Projeto sobre rol da ANS vai direto ao plenário com votação neste mês, diz Pacheco
Pacheco confirmou a realização de sessão de debates temáticos no dia 23 de agosto às 10h, onde devem ser convidados representantes da sociedade civil
O presidente do Senado, Rodrigo Pacheco (PSD/MG), informou, nesta terça (9), que vai colocar em votação no dia 29 de agosto o projeto de lei que trata da obrigação dos planos de saúde cobrirem tratamentos que não estejam previstos pela Agência Nacional de Saúde (ANS).
Pacheco confirmou ainda a realização de sessão de debates temáticos no dia 23 de agosto às 10h, onde devem ser convidados representantes da sociedade civil envolvidos com o tema para discussão mais precisa do projeto.
O relator da proposta no Senado será o senador Romário (PL/RJ), indicado por Pacheco na nota divulgada pela assessoria da presidência.
Nesta segunda-feira (8), após evento na Ordem dos Advogados do Brasil, Rodrigo Pacheco comentou sobre a tramitação do projeto na Casa.
“Esse projeto vai direto ao Plenário do Senado. (…) É importante que haja ao menos uma sessão de debates para ouvir a sociedade sobre esse projeto e, ainda no mês de agosto, seja deliberado diretamente no Plenário, sem a necessidade de passar pelas comissões permanentes da Casa”, disse.
A proposta foi aprovada pela Câmara dos Deputados no dia 3 de agosto e hipóteses de cobertura de exames ou tratamentos de saúde que não estão incluídos no rol de procedimentos e eventos da agência.
Entre os pontos da regulamentação, o texto determina que a lista de procedimentos e eventos cobertos por planos de saúde será atualizada pela ANS a cada incorporação.
O rol servirá de referência para os planos de saúde contratados desde 1º de janeiro de 1999.
Quando o tratamento ou procedimento prescrito pelo médico ou odontólogo assistente não estiver previsto no rol, a cobertura deverá ser autorizada se existir comprovação da eficácia e se houver recomendações pela Comissão Nacional de Incorporação de Tecnologias no SUS ou órgão de renome internacional.
A aprovação acontece após insatisfação da maioria do Parlamento com decisão do Superior Tribunal de Justiça (STJ).

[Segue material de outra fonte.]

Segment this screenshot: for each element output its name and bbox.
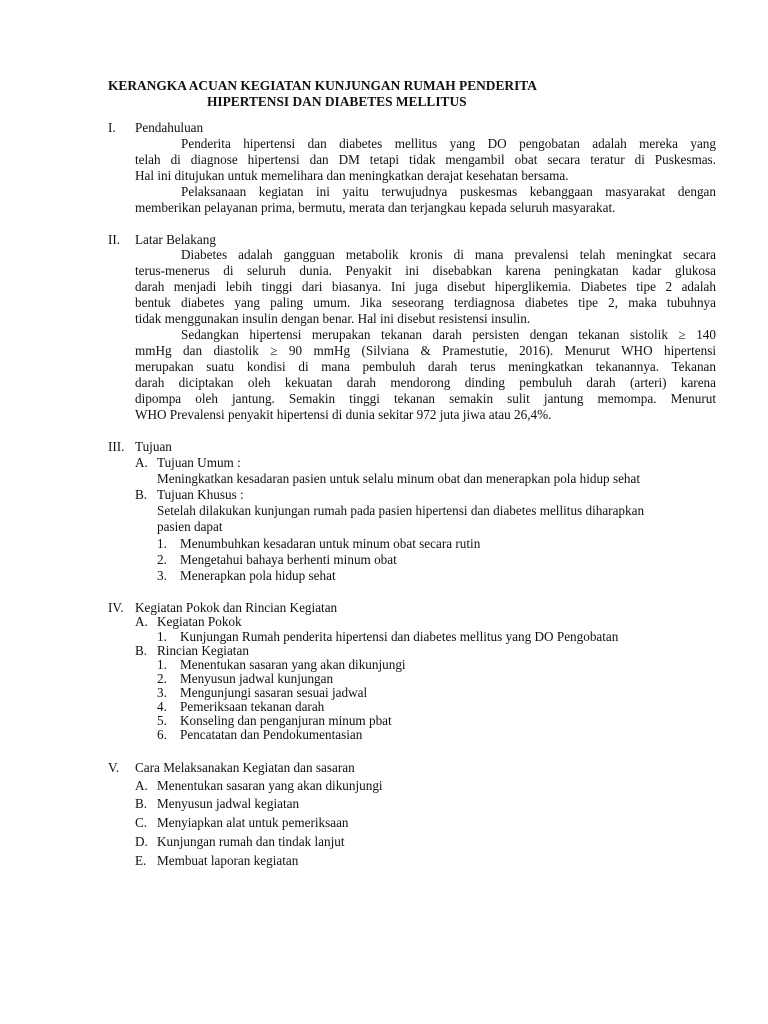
list-item-letter: E. (135, 853, 147, 868)
section-5-heading: Cara Melaksanakan Kegiatan dan sasaran (135, 760, 355, 775)
list-item: Kunjungan Rumah penderita hipertensi dan diabetes mellitus yang DO Pengobatan (180, 629, 619, 644)
section-2-paragraph-line: Diabetes adalah gangguan metabolik kronis di mana prevalensi telah meningkat secara (181, 247, 716, 262)
section-4-heading: Kegiatan Pokok dan Rincian Kegiatan (135, 600, 338, 615)
section-2-paragraph-line: Sedangkan hipertensi merupakan tekanan darah persisten dengan tekanan sistolik ≥ 140 (181, 327, 716, 342)
subsection-title: Rincian Kegiatan (157, 643, 249, 658)
document-title-line-1: KERANGKA ACUAN KEGIATAN KUNJUNGAN RUMAH PENDERITA (108, 78, 537, 93)
subsection-text: pasien dapat (157, 519, 223, 534)
list-item: Menyiapkan alat untuk pemeriksaan (157, 815, 349, 830)
subsection-label: B. (135, 487, 148, 502)
list-item-letter: C. (135, 815, 148, 830)
section-3-heading: Tujuan (135, 439, 172, 454)
section-1-paragraph-line: memberikan pelayanan prima, bermutu, merata dan terjangkau kepada seluruh masyarakat. (135, 200, 616, 215)
section-2-paragraph-line: tidak menggunakan insulin dengan benar. Hal ini disebut resistensi insulin. (135, 311, 531, 326)
list-item-letter: D. (135, 834, 148, 849)
list-item-letter: A. (135, 778, 148, 793)
section-2-paragraph-line: terus-menerus di seluruh dunia. Penyakit ini disebabkan karena peningkatan kadar glukosa (135, 263, 716, 278)
section-2-paragraph-line: dipompa oleh jantung. Semakin tinggi tekanan semakin sulit jantung memompa. Menurut (135, 391, 716, 406)
list-item: Menyusun jadwal kunjungan (180, 671, 334, 686)
list-item-letter: B. (135, 796, 148, 811)
section-2-paragraph-line: darah menjadi lebih tinggi dari biasanya. Ini juga disebut hiperglikemia. Diabetes tipe 2 adalah (135, 279, 716, 294)
subsection-label: A. (135, 614, 148, 629)
list-item: Menyusun jadwal kegiatan (157, 796, 300, 811)
list-item: Mengunjungi sasaran sesuai jadwal (180, 685, 368, 700)
section-3-number: III. (108, 439, 125, 454)
list-item-number: 1. (157, 629, 167, 644)
section-2-paragraph-line: darah diciptakan oleh kekuatan darah mendorong dinding pembuluh darah (arteri) karena (135, 375, 716, 390)
document-title-line-2: HIPERTENSI DAN DIABETES MELLITUS (207, 94, 467, 109)
list-item-number: 2. (157, 552, 167, 567)
subsection-title: Tujuan Umum : (157, 455, 241, 470)
list-item: Menentukan sasaran yang akan dikunjungi (157, 778, 383, 793)
subsection-label: B. (135, 643, 148, 658)
list-item-number: 5. (157, 713, 167, 728)
section-1-number: I. (108, 120, 116, 135)
section-5-number: V. (108, 760, 120, 775)
section-2-paragraph-line: mmHg dan diastolik ≥ 90 mmHg (Silviana & Pramestutie, 2016). Menurut WHO hipertensi (135, 343, 716, 358)
section-1-heading: Pendahuluan (135, 120, 204, 135)
section-2-paragraph-line: merupakan suatu kondisi di mana pembuluh darah terus meningkatkan tekanannya. Tekanan (135, 359, 716, 374)
section-1-paragraph-line: Penderita hipertensi dan diabetes mellitus yang DO pengobatan adalah mereka yang (181, 136, 716, 151)
subsection-text: Meningkatkan kesadaran pasien untuk selalu minum obat dan menerapkan pola hidup sehat (157, 471, 641, 486)
subsection-text: Setelah dilakukan kunjungan rumah pada pasien hipertensi dan diabetes mellitus diharapkan (157, 503, 645, 518)
list-item: Kunjungan rumah dan tindak lanjut (157, 834, 345, 849)
list-item-number: 4. (157, 699, 167, 714)
list-item-number: 3. (157, 685, 167, 700)
subsection-label: A. (135, 455, 148, 470)
list-item: Menerapkan pola hidup sehat (180, 568, 336, 583)
list-item-number: 3. (157, 568, 167, 583)
section-2-number: II. (108, 232, 121, 247)
section-1-paragraph-line: telah di diagnose hipertensi dan DM tetapi tidak mengambil obat secara teratur di Puskesmas. (135, 152, 716, 167)
list-item: Menentukan sasaran yang akan dikunjungi (180, 657, 406, 672)
list-item-number: 1. (157, 657, 167, 672)
list-item: Konseling dan penganjuran minum pbat (180, 713, 392, 728)
list-item-number: 1. (157, 536, 167, 551)
list-item: Pemeriksaan tekanan darah (180, 699, 325, 714)
section-4-number: IV. (108, 600, 124, 615)
list-item: Mengetahui bahaya berhenti minum obat (180, 552, 397, 567)
list-item-number: 6. (157, 727, 167, 742)
section-2-paragraph-line: WHO Prevalensi penyakit hipertensi di dunia sekitar 972 juta jiwa atau 26,4%. (135, 407, 552, 422)
subsection-title: Kegiatan Pokok (157, 614, 242, 629)
section-1-paragraph-line: Pelaksanaan kegiatan ini yaitu terwujudnya puskesmas kebanggaan masyarakat dengan (181, 184, 716, 199)
list-item: Menumbuhkan kesadaran untuk minum obat secara rutin (180, 536, 481, 551)
section-2-heading: Latar Belakang (135, 232, 216, 247)
subsection-title: Tujuan Khusus : (157, 487, 244, 502)
section-2-paragraph-line: bentuk diabetes yang paling umum. Jika seseorang terdiagnosa diabetes tipe 2, maka tubuhnya (135, 295, 716, 310)
list-item-number: 2. (157, 671, 167, 686)
list-item: Membuat laporan kegiatan (157, 853, 299, 868)
section-1-paragraph-line: Hal ini ditujukan untuk memelihara dan meningkatkan derajat kesehatan bersama. (135, 168, 569, 183)
list-item: Pencatatan dan Pendokumentasian (180, 727, 363, 742)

Em junho, o tribunal entendeu que a lista de procedimentos de cobertura obrigatória para os planos de saúde, regidos pela ANS, é “taxativa”. Ou seja, que as operadoras são obrigadas a fornecer a cobertura somente dos itens da lista.
O projeto foi elaborado por um grupo de trabalho criado para tratar da cobertura de planos de saúde e foi aprovado com votação de simbólica, termo utilizado quando não há o registro de como votou cada deputado federal, para acelerar sua tramitação. Apenas deputados do Novo se posicionaram contra a matéria, que seguiu para análise do Senado.
No dia da aprovação do texto pelos deputados, o presidente da Câmara, Arthur Lira (PP-AL), chegou a citar um acordo para que o projeto fosse votado até esta semana pelos senadores.
A aprovação deste projeto nos próximos dias, no entanto, não deve acontecer. Só há uma sessão marcada para esta semana no Senado – na quarta – e a pauta deve se focar em matérias relacionadas a mulheres.
O líder do governo no Senado, Carlos Portinho (PL-RJ), afirmou à reportagem que ainda não foi procurado para discutir o projeto, embora seja realmente de interesse da Casa.
Ele informou que ajustes deverão ser feitos no texto e que alguns senadores desejam restringir seu conteúdo.